Un nouveau rassemblement en faveur du directeur de la SIM, Mahamoud Azihary, se tenait ce vendredi matin. Le bras de fer qui l’oppose à Vincent Liétar, occupant de la case Dôme, se poursuit et révèle des fractures profondes dans la société mahoraise.
«Le 1er mai, d’habitude, on manifeste pour les travailleurs. A Mayotte, aujourd’hui, on soutient un directeur d’entreprise !» Même sans sa casquette de syndicaliste, Rivo le citoyen, est toujours présent pour trouver les bonnes formules.
Comme lui, environ 150 personnes se sont rassemblées dans un mouvement pro-Azihary ce vendredi matin. Parti de la place de la République, le cortège a rejoint le quartier Saharangue, sur les hauteurs de Mamoudzou. Point d’arrivée : l’une des quatre cases placées en instance de classement par le ministère de la culture, la case Dôme, occupée par Vincent Liétar.
«Certains diront que nous ne sommes que 150. Mais nous représentons tout Mayotte !» pouvait-on entendre. De fait, beaucoup de figures mahoraises du syndicalisme, du monde associatif, du barreau, de la culture… finalement une partie de l’élite mahoraise avait choisi de s’associer à cette marche, autour d’un Mahamoud Azihary particulièrement discret. «On va encore dire que je suis à l’origine de ce moment alors que je suis simplement venu y participer, je ne fais que suivre», relevait l’actuel président de la SIM.
« Ça suffit », un slogan, une chanson
Ce rassemblement portait divers messages particulièrement forts. Il s’agissait d’abord de soutenir un homme. Pour Mikidache, artiste et citoyen engagé, «Mahamoud Azihary, c’est un fleuron de Mayotte. Au lieu de se ranger derrière lui pour le développement de l’île, on tente de manipuler le peuple avec cette affaire de monument historique. On prend les Mahorais pour des imbéciles !» Le musicien a d’ailleurs composé un morceau inspiré par cette actualité, «Bassi Ivo» (Ça suffit), largement diffusé lors du rassemblement.

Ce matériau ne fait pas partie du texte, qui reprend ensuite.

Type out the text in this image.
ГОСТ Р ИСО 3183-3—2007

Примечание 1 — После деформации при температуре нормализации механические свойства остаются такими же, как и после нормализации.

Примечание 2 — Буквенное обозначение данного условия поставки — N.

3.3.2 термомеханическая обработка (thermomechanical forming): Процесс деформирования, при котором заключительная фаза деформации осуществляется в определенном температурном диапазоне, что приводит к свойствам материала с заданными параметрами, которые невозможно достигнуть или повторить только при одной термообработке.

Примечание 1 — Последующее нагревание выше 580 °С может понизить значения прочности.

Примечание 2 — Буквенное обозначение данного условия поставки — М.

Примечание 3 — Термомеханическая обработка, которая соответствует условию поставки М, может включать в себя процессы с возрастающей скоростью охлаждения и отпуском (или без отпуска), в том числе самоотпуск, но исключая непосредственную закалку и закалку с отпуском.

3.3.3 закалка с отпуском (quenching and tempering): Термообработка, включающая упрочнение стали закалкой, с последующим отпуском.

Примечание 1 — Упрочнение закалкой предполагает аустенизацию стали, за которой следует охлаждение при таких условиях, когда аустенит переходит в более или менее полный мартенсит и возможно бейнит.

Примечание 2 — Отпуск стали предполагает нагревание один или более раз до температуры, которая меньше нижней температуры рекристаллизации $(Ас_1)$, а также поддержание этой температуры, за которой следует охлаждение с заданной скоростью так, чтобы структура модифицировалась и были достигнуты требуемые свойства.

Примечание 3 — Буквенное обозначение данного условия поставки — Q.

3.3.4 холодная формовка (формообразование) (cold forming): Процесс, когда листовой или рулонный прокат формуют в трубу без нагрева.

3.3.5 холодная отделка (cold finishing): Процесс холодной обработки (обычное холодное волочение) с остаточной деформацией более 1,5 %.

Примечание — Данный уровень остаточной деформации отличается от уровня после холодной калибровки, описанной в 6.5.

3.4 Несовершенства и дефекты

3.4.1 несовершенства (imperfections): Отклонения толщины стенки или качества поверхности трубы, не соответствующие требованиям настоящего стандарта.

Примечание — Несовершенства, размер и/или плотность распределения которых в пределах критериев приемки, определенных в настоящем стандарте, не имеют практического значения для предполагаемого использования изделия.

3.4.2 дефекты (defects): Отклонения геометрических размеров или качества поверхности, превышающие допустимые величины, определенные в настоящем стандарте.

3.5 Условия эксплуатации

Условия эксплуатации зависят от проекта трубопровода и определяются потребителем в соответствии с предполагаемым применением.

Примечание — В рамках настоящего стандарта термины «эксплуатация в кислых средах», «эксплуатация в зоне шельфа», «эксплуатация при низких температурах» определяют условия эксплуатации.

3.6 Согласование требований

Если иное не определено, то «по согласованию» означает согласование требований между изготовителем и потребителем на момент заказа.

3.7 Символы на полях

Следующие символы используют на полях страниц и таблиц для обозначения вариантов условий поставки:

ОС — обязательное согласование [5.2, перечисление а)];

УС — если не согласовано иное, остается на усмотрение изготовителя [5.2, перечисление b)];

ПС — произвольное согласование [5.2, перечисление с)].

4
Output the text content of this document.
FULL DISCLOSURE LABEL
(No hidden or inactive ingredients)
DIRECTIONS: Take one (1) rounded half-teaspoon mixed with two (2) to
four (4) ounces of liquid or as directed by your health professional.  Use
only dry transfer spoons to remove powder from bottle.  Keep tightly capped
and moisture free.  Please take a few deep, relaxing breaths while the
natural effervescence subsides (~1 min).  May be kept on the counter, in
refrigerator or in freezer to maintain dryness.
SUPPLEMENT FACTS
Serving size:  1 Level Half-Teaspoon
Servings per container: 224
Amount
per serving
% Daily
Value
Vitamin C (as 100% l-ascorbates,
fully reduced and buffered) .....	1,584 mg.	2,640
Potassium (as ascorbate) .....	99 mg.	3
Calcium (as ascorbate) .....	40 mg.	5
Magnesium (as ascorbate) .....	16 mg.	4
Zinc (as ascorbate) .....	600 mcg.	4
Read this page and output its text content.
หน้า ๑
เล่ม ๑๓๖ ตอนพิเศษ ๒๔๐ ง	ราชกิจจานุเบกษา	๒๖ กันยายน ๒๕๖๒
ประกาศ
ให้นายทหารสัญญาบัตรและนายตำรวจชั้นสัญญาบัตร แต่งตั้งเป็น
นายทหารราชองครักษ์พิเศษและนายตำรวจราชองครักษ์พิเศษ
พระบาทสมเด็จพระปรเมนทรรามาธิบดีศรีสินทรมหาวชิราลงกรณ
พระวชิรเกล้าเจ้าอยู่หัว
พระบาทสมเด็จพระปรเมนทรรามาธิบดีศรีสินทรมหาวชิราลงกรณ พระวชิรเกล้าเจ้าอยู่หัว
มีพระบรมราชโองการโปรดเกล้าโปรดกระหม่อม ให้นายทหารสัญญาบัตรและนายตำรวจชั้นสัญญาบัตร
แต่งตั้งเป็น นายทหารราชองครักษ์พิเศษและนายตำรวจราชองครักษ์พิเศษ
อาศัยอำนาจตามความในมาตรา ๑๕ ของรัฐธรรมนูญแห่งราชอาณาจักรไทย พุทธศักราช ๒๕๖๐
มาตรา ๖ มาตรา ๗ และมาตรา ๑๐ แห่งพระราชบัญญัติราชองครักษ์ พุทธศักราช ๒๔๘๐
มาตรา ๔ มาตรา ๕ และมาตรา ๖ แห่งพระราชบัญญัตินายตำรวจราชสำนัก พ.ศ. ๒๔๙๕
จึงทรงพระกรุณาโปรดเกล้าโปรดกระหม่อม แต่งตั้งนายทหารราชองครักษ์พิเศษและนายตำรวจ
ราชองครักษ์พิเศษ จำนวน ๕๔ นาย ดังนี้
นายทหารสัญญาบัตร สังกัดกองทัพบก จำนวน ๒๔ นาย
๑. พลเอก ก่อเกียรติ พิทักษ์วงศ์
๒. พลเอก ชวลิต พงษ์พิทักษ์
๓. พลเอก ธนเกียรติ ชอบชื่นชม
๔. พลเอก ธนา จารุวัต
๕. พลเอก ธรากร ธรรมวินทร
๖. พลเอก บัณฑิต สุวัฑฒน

«Ça suffit», car pour ces manifestants, cette histoire est bien plus qu’un conflit entre deux individus. «Liétar, ce n’est pas qu’une personne. C’est toute une machine, un système. Le terme ‘colon’ n’est plus approprié mais c’est pourtant ça qu’on essaie de bousculer», affirme Rivo. «De l’autre, on a Azihary, qui a un réseau Mahorais, des gens qui sont d’accord avec sa façon de voir et qui défendent une vision de l’avenir de Mayotte d’abord au service des Mahorais et des entreprises locales performantes. Oui, il y a une dose de communautarisme dans ce mouvement, je le reconnais.»
«Les derniers colons»
L’accusation de «colonialisme», on la retrouvait dans les panneaux préparés pour ce rassemblement et placardés sur le portail du jardin de la case Dôme. «Même les derniers colons doivent payer leur loyer», ou encore «Il ne suffit pas de partager un patrimoine commun, encore faut-il vivre dans le même monde», pouvait-on lire.
«Il n’y a pas de racisme pour moi dans notre rassemblement. Ici, il n’y a que des Mahorais», précisait Zedcee, qui a relayé l’invitation sur le web. «Ce colonialisme que l’on dénonce, ce n’est pas un système qui se renouvelle. Mais c’est un héritage de quelques-uns qui perdure, l’ancien temps qui ne veut pas disparaitre. Aujourd’hui, les jeunes de Mayotte ont fait des études, ils ont voyagé, ils savent que ce qui se passe n’est pas normal. Oui, nous sommes pour l’état de droit et nous respectons la loi. Mais que tout le monde la respecte : si la case est classée, on doit pouvoir tous en profiter et son occupant doit partir !»
Un mouvement républicain
«Pour moi, ce mouvement s’inscrit dans une lutte qui dure depuis longtemps», explique Allaoui Askandari. «Je me suis souvent exprimé sur le foncier pour dénoncer un certain nombre de pratiques que je qualifie de ‘l’ancien temps’, ‘coloniales’ pour être clair. Ces actions ponctuelles s’inscrivent dans la fabrication d’une République à Mayotte, parce que nous avons une République à construire.»
Aucun incident n’était à relever lors de ce rassemblement, à l’exception d’un manifestant plus velléitaire que les autres qui était parvenu à entrer dans le jardin de la case en coupant une partie du grillage. Le commissaire de police lui a rapidement rappelé qu’il s’agissait d’un domicile privé et qu’il pouvait avoir à répondre d’une infraction. Mais l’ambiance n’était pas à la confrontation physique. Juste à celle des idées.